Human review sampling. Flag a percentage of outputs for human review. Even 2-5% sampling gives you signal on output quality trends over time.

LLM-as-judge. Use a secondary LLM call to evaluate the output against criteria you define:

async function evaluateOutput(
  task: string,
  output: string
): Promise<{ score: number; issues: string[] }> {
  const response = await openai.chat.completions.create({
    model: 'gpt-4o-mini', // cheaper model for evaluation
    messages: [
      {
        role: 'system',
        content: 'You are a quality evaluator. Score outputs 0-1 and list issues.',
      },
      {
        role: 'user',
        content: `Task: ${task}\nOutput: ${output}\n\nEvaluate the output quality.`,
      },
    ],
    response_format: zodResponseFormat(
      z.object({
        score: z.number().min(0).max(1),
        issues: z.array(z.string()),
      }),
      'evaluation'
    ),
  })
 
  return response.choices[0].message.parsed!
}

User feedback signals. If users can thumbs-up/down agent outputs, that feedback is your most reliable quality signal. Route it back to LangFuse as evaluation scores.

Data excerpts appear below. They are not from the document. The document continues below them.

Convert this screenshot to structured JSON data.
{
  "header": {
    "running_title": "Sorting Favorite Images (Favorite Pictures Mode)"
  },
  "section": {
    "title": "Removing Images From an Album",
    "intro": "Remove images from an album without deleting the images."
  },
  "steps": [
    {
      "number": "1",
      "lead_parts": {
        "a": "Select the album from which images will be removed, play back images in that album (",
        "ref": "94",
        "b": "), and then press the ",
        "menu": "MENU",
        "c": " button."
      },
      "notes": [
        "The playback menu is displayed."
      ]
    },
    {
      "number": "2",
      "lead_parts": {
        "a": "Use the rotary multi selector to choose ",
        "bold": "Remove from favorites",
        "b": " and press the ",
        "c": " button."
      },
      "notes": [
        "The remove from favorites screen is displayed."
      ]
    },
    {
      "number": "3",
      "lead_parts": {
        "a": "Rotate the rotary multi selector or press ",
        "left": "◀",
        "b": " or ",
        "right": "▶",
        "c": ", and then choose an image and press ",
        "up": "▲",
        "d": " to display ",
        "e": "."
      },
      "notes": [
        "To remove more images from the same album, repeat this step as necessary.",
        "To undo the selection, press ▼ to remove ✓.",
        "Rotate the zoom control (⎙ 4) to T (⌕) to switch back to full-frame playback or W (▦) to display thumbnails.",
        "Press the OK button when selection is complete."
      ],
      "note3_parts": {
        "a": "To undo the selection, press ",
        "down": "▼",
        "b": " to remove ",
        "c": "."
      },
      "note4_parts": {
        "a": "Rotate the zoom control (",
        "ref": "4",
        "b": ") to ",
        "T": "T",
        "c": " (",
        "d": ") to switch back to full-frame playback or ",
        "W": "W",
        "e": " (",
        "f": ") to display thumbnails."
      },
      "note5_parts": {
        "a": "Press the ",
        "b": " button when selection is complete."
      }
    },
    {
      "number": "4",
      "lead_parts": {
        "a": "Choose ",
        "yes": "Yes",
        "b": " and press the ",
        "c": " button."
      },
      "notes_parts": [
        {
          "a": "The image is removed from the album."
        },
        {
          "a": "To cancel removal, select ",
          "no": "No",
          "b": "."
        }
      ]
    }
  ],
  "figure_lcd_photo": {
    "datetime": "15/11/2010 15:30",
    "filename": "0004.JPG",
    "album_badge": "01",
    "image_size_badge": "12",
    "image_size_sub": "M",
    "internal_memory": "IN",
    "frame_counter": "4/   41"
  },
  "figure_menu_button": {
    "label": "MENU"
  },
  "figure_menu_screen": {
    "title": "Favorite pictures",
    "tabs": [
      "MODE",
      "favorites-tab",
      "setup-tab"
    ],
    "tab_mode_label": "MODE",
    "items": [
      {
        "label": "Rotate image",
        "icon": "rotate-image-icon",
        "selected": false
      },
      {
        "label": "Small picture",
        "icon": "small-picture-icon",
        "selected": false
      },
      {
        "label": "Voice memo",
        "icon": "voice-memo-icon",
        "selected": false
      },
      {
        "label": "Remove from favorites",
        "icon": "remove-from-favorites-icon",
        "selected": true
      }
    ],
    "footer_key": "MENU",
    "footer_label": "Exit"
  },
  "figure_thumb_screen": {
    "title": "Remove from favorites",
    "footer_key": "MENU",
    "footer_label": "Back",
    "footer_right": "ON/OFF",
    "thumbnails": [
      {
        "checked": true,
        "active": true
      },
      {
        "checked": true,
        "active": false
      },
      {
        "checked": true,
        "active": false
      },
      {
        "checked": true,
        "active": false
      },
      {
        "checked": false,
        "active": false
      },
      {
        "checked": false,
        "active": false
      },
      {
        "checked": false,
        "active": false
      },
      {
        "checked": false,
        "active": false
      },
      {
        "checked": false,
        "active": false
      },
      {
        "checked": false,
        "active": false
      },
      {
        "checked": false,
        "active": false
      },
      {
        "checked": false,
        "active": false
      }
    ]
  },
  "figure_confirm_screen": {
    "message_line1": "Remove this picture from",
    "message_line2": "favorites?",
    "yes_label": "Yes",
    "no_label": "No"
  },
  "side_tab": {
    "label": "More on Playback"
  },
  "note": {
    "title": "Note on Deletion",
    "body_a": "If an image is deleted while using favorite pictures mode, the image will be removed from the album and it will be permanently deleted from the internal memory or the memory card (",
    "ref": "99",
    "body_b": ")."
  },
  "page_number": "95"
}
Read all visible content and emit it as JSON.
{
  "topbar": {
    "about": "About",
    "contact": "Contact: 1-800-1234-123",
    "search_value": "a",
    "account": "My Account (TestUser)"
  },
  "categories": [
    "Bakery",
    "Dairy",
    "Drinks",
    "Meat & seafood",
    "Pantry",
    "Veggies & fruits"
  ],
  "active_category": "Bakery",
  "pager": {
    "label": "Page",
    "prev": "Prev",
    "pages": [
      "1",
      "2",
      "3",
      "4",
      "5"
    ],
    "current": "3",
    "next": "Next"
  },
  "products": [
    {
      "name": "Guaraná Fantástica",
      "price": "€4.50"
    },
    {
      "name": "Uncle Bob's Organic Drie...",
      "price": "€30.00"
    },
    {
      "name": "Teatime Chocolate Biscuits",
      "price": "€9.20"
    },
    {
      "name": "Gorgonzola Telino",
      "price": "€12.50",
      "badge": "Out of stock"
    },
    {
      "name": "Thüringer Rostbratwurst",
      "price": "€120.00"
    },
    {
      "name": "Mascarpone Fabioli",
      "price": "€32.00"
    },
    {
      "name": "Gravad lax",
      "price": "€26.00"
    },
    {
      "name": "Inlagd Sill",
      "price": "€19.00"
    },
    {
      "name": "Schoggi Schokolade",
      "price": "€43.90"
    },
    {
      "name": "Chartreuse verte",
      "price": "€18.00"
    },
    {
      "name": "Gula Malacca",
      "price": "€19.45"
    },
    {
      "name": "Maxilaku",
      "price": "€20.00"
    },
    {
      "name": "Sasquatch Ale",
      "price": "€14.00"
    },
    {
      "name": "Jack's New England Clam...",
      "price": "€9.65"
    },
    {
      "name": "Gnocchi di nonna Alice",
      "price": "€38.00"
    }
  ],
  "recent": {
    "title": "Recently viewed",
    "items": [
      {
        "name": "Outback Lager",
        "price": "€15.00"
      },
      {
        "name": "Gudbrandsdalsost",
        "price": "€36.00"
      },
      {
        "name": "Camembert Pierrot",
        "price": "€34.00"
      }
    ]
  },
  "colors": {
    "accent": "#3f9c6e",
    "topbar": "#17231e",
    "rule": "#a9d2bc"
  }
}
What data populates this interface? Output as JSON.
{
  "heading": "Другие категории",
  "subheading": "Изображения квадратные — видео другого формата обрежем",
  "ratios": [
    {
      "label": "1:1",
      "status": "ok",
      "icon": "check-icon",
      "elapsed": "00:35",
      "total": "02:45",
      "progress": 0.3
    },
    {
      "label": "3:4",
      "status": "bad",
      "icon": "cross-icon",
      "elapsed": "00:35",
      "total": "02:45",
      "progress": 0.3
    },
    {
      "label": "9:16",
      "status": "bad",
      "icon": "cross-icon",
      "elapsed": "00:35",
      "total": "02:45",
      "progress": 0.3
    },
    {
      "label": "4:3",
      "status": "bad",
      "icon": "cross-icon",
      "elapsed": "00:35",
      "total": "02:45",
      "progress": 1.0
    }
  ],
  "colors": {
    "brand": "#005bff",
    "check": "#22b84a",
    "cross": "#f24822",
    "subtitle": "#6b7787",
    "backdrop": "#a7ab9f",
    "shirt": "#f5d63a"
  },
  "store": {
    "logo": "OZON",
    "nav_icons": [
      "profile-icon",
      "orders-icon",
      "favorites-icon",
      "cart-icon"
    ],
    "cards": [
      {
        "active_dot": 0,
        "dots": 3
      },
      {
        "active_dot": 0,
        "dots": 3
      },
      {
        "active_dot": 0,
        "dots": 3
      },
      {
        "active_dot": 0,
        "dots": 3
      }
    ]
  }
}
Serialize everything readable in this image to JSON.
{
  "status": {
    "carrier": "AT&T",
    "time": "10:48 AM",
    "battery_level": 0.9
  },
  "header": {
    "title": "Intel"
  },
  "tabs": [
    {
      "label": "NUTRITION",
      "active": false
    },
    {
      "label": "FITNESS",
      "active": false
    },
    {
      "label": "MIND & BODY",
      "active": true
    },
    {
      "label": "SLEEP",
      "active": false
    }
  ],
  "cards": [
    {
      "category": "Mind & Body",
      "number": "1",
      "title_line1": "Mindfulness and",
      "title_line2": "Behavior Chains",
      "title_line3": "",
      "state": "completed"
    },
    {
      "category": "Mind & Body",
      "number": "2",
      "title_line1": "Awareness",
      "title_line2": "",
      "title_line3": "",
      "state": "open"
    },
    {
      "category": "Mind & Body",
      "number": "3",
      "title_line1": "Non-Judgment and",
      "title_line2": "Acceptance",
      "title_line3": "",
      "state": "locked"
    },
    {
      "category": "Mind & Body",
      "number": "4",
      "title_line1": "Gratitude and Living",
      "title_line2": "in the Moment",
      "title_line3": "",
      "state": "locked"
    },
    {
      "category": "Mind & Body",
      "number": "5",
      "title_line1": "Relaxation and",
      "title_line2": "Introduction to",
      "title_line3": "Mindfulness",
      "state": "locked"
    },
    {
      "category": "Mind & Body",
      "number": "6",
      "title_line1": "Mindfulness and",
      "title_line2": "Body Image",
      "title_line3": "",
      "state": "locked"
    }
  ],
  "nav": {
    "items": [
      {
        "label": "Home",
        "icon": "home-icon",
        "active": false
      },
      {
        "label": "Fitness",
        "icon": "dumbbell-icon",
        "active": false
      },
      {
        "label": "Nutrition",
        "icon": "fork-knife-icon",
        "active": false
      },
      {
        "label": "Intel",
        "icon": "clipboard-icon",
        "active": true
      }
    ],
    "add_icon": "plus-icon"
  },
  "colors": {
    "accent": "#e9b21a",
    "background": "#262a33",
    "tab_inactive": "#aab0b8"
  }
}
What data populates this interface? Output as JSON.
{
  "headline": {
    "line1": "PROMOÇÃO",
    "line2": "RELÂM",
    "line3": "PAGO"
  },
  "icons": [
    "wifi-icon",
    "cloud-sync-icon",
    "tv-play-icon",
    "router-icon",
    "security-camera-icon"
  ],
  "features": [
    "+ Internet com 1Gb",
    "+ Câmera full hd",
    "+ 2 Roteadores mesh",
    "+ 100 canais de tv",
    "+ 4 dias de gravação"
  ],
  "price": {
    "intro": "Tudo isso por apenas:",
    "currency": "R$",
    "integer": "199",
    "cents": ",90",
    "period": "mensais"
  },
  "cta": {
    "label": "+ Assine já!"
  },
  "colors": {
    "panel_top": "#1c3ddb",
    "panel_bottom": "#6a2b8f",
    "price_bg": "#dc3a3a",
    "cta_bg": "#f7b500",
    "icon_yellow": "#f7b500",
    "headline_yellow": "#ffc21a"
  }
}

The Minimum Viable Dashboard

When you're starting out, focus on these five metrics before anything else:

LangFuse has built-in dashboards for the first four. For output quality, use the evaluation API to push scores back after human or LLM-based review.

The overhead of instrumenting observability from day one is low. The cost of not having it when something goes wrong at 2am and you're debugging a production agent with no visibility into what it was doing is much higher. Build it in before you need it.